Hugh Hendry writing at the Telegraph admits that China's economic growth is impressive; but he wonders if GDP growth based on goverment-mandated bank loans, as a substitute for contracting exports, is sustainable growth.
However, the composition of China's growth has undergone a potentially treacherous change: in the absence of expanding foreign demand for its exports, it has instead come to rely on a massive surge in domestic bank lending to fuel its growth rate.
Indeed, when measured relative to the size of its economy, the 27pc point jump in bank loans to GDP is unprecedented; at no point in history has a nation ever attempted such an incredible increase in state-directed bank lending.
What a turnaround: from an export juggernaut to a credit addict. Who would have thought it necessary back in 2001, the year everything all started to work out for China?

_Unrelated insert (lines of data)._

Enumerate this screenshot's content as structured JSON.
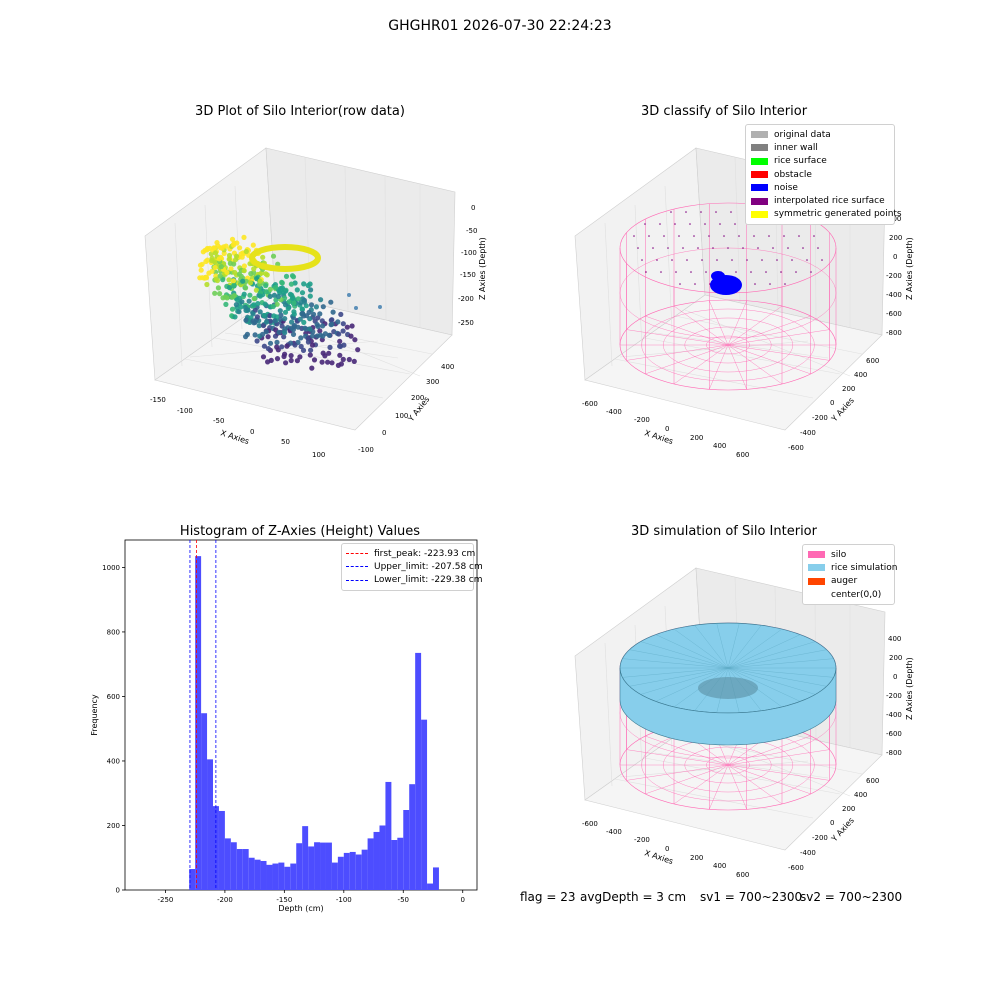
{
  "suptitle": "GHGHR01 2026-07-30 22:24:23",
  "status": {
    "flag": "flag = 23",
    "avg_depth": "avgDepth = 3 cm",
    "sv1": "sv1 = 700~2300",
    "sv2": "sv2 = 700~2300"
  },
  "chart_data": [
    {
      "id": "raw",
      "type": "scatter",
      "title": "3D Plot of Silo Interior(row data)",
      "xlabel": "X Axies",
      "ylabel": "Y Axies",
      "zlabel": "Z Axies (Depth)",
      "xticks": [
        "-150",
        "-100",
        "-50",
        "0",
        "50",
        "100"
      ],
      "yticks": [
        "-100",
        "0",
        "100",
        "200",
        "300",
        "400"
      ],
      "zticks": [
        "0",
        "-50",
        "-100",
        "-150",
        "-200",
        "-250"
      ],
      "colormap": "viridis"
    },
    {
      "id": "classify",
      "type": "scatter",
      "title": "3D classify of Silo Interior",
      "xlabel": "X Axies",
      "ylabel": "Y Axies",
      "zlabel": "Z Axies (Depth)",
      "xticks": [
        "-600",
        "-400",
        "-200",
        "0",
        "200",
        "400",
        "600"
      ],
      "yticks": [
        "-600",
        "-400",
        "-200",
        "0",
        "200",
        "400",
        "600"
      ],
      "zticks": [
        "400",
        "200",
        "0",
        "-200",
        "-400",
        "-600",
        "-800"
      ],
      "legend": [
        {
          "label": "original data",
          "color": "#b0b0b0"
        },
        {
          "label": "inner wall",
          "color": "#808080"
        },
        {
          "label": "rice surface",
          "color": "#00ff00"
        },
        {
          "label": "obstacle",
          "color": "#ff0000"
        },
        {
          "label": "noise",
          "color": "#0000ff"
        },
        {
          "label": "interpolated rice surface",
          "color": "#800080"
        },
        {
          "label": "symmetric generated points",
          "color": "#ffff00"
        }
      ]
    },
    {
      "id": "histogram",
      "type": "bar",
      "title": "Histogram of Z-Axies (Height) Values",
      "xlabel": "Depth (cm)",
      "ylabel": "Frequency",
      "xlim": [
        -284,
        12
      ],
      "ylim": [
        0,
        1085
      ],
      "xticks": [
        -250,
        -200,
        -150,
        -100,
        -50,
        0
      ],
      "yticks": [
        0,
        200,
        400,
        600,
        800,
        1000
      ],
      "bin_width": 5,
      "bar_color": "#4d4dff",
      "bins": [
        {
          "x": -230,
          "v": 65
        },
        {
          "x": -225,
          "v": 1035
        },
        {
          "x": -220,
          "v": 548
        },
        {
          "x": -215,
          "v": 405
        },
        {
          "x": -210,
          "v": 260
        },
        {
          "x": -205,
          "v": 245
        },
        {
          "x": -200,
          "v": 160
        },
        {
          "x": -195,
          "v": 148
        },
        {
          "x": -190,
          "v": 127
        },
        {
          "x": -185,
          "v": 127
        },
        {
          "x": -180,
          "v": 100
        },
        {
          "x": -175,
          "v": 94
        },
        {
          "x": -170,
          "v": 90
        },
        {
          "x": -165,
          "v": 78
        },
        {
          "x": -160,
          "v": 82
        },
        {
          "x": -155,
          "v": 85
        },
        {
          "x": -150,
          "v": 72
        },
        {
          "x": -145,
          "v": 82
        },
        {
          "x": -140,
          "v": 145
        },
        {
          "x": -135,
          "v": 198
        },
        {
          "x": -130,
          "v": 135
        },
        {
          "x": -125,
          "v": 148
        },
        {
          "x": -120,
          "v": 147
        },
        {
          "x": -115,
          "v": 147
        },
        {
          "x": -110,
          "v": 85
        },
        {
          "x": -105,
          "v": 103
        },
        {
          "x": -100,
          "v": 115
        },
        {
          "x": -95,
          "v": 118
        },
        {
          "x": -90,
          "v": 110
        },
        {
          "x": -85,
          "v": 125
        },
        {
          "x": -80,
          "v": 160
        },
        {
          "x": -75,
          "v": 180
        },
        {
          "x": -70,
          "v": 200
        },
        {
          "x": -65,
          "v": 335
        },
        {
          "x": -60,
          "v": 155
        },
        {
          "x": -55,
          "v": 162
        },
        {
          "x": -50,
          "v": 248
        },
        {
          "x": -45,
          "v": 328
        },
        {
          "x": -40,
          "v": 735
        },
        {
          "x": -35,
          "v": 528
        },
        {
          "x": -30,
          "v": 20
        },
        {
          "x": -25,
          "v": 70
        }
      ],
      "vlines": [
        {
          "label": "first_peak: -223.93 cm",
          "x": -223.93,
          "color": "#ff0000"
        },
        {
          "label": "Upper_limit: -207.58 cm",
          "x": -207.58,
          "color": "#0000ff"
        },
        {
          "label": "Lower_limit: -229.38 cm",
          "x": -229.38,
          "color": "#0000ff"
        }
      ]
    },
    {
      "id": "simulation",
      "type": "scatter",
      "title": "3D simulation of Silo Interior",
      "xlabel": "X Axies",
      "ylabel": "Y Axies",
      "zlabel": "Z Axies (Depth)",
      "xticks": [
        "-600",
        "-400",
        "-200",
        "0",
        "200",
        "400",
        "600"
      ],
      "yticks": [
        "-600",
        "-400",
        "-200",
        "0",
        "200",
        "400",
        "600"
      ],
      "zticks": [
        "400",
        "200",
        "0",
        "-200",
        "-400",
        "-600",
        "-800"
      ],
      "legend": [
        {
          "label": "silo",
          "color": "#ff69b4"
        },
        {
          "label": "rice simulation",
          "color": "#87ceeb"
        },
        {
          "label": "auger",
          "color": "#ff4500"
        },
        {
          "label": "center(0,0)",
          "color": "#ffffff"
        }
      ]
    }
  ]
}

There is quite a struggle of ideas being waged in the intellectual community about China's wisdom, current intelligence, and inevitable beheamoth status as SUPER SUPER-POWER. Some believe in China; some don't. Some believe China and India are on the verge of dominating world markets for centuries. Some wonder if China and India are merely economic bubbles -- the latest in quite a line -- being manufactured for the sake of international capital.
Some believe China is America in the 1800's...a new giant learning how to walk, destined to dominate the world's economy (and, some argue, the world's political and military picture) for many centuries to come. Others argue that China lacks a flexible administration that will allow cultural, political and economic growth to occur, qualities that a true Super Power must develop. We remember, of course, that economic empires are not the exclusive province of political democracies. Where wealth and large militaries are present, empires tend to follow.
But is China's growth today, astounding as it seems, real? In fact, is any country's growth -- as measure by GDP -- a picture of actual economic growth or just a picture of activity as opposed to wealth-generating activity? Job-creation seems to be a much better gauge of an economy's relative health.
Hendry suggests that China's GDP growth reflects a credit bubble instead of an expanding economy. He continues:
The ancient ethical system of Confucius is silent on the subject of modernisation. There is no proverb counselling that "wise men not invest in over-capacity". Perhaps there should be: in China, investment spending has tripled since 2001 and the consequences are staggering. A country that represents just 7pc of global GDP is now responsible for 30pc of global aluminum consumption, 47pc of global steel consumption and 40pc of global copper consumption. The overriding problem is that the Chinese model leads to a deflationary spiral that is perpetual in nature. Domestic consumption never grows fast enough to absorb the supply, prompting the planners to commit to ever-higher levels of investment. Over-capacity inevitably plagues many sectors of the economy and Chinese profitability is already low.
Remember, it is one thing to create economic growth, but it is another thing to truly create wealth. If I commit to building a new commercial property in Shanghai I will undoubtedly contribute to GDP growth. However, if I have no tenants and the city already has a vacancy rate of 20pc, then I am probably destroying wealth.